Lately I’ve been reading another book by Carlos Ruiz Zafon, a Spanish author who sets his wonderfully gothic-toned stories in early twentieth-century Barcelona. Of course, as would happen to any good student of design history, my mind wanders through the streets of Barcelona to the works of Antoni Plàcid Guillem Gaudí i Cornet – more commonly referred to as Antonio Gaudi (1852 – 1926).

Gaudi was a Spanish architect during the Art Nouveau period (1890 – 1905) and many of his works can be seen in the city of Barcelona. His sensuous curving style is completely his own, but can be described as a kind of warped form of Gothic architecture. He was a devout Catholic; in his later years he devoted his life to Catholicism and the design and construction of the Sagrada Familia – the church of the Holy Family, which is shown in the photo with this entry.

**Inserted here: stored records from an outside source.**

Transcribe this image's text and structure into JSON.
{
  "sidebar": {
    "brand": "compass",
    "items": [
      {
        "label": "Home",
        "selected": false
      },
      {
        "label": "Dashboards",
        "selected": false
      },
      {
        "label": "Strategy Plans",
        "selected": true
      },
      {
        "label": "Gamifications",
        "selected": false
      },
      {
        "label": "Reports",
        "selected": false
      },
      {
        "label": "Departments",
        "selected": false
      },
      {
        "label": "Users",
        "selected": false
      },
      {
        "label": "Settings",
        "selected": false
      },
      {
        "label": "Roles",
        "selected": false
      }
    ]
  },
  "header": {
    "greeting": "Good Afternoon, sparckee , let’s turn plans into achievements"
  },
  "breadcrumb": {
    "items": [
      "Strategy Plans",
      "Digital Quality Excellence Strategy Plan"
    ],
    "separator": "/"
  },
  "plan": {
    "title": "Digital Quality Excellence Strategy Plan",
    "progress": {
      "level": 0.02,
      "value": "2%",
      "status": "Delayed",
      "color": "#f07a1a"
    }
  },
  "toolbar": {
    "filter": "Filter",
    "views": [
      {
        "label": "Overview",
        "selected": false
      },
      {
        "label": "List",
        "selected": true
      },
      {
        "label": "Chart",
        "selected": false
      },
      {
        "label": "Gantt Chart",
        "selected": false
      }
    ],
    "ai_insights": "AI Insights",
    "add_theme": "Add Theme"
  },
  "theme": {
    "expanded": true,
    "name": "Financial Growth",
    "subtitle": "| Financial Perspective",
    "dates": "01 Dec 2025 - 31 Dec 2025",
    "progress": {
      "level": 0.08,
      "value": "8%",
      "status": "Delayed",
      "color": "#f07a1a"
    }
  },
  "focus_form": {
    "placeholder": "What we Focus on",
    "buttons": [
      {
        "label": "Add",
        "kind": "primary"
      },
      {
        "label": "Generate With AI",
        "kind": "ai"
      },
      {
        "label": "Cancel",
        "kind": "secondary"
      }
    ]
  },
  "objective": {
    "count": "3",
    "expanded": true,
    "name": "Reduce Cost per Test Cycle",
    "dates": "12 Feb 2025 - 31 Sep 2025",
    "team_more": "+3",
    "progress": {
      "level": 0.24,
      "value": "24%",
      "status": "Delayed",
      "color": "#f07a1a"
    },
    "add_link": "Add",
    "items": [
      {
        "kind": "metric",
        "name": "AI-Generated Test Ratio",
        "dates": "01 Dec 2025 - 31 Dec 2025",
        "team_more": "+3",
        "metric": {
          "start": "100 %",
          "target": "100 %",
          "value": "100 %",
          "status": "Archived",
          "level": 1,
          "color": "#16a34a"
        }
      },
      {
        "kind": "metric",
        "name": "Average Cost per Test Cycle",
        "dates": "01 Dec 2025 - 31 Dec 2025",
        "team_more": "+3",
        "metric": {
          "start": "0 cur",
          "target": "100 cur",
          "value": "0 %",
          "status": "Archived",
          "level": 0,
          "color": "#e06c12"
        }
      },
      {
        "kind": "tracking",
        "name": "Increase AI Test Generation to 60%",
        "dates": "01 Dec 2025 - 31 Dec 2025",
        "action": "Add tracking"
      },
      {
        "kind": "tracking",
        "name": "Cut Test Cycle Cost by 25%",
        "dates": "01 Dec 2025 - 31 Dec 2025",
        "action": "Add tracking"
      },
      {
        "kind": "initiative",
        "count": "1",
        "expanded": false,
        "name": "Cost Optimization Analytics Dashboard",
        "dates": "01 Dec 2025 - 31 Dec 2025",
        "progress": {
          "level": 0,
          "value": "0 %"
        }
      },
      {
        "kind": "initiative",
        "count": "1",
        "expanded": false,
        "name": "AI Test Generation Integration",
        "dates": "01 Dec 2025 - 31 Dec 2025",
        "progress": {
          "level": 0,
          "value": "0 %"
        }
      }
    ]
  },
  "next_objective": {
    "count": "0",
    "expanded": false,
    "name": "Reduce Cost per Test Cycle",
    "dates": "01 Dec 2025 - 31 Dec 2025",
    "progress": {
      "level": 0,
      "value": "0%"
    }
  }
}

Gaudi designed it to have 18 towers – 12 for the 12 apostles, 4 for the 4 evangelists, one for Mary and one for Jesus. Construction began in 1882 and was, and still is, funded entirely by donations. Barcelona fell on hard times economically soon after the turn of the twentieth century, and construction of La Sagrada Família slowed. In 1938, Gaudi’s last recorded blueprints were destroyed by anarchists during the Spanish Civil War, making completion in his intended style difficult. Construction is still underway and is estimated to be completed in 2017 at the earliest. Nonetheless, it is one of Spain’s top tourist attractions. The church is scheduled to open for worship in September, and is to be consecrated and proclaimed a Basilica by Pope Benedict XVI on November 7 of this year.

Gaudi apparently spent the last few years of his life living in the crypt of the Sagrada Familia until his death in 1926, when he was hit by a tram.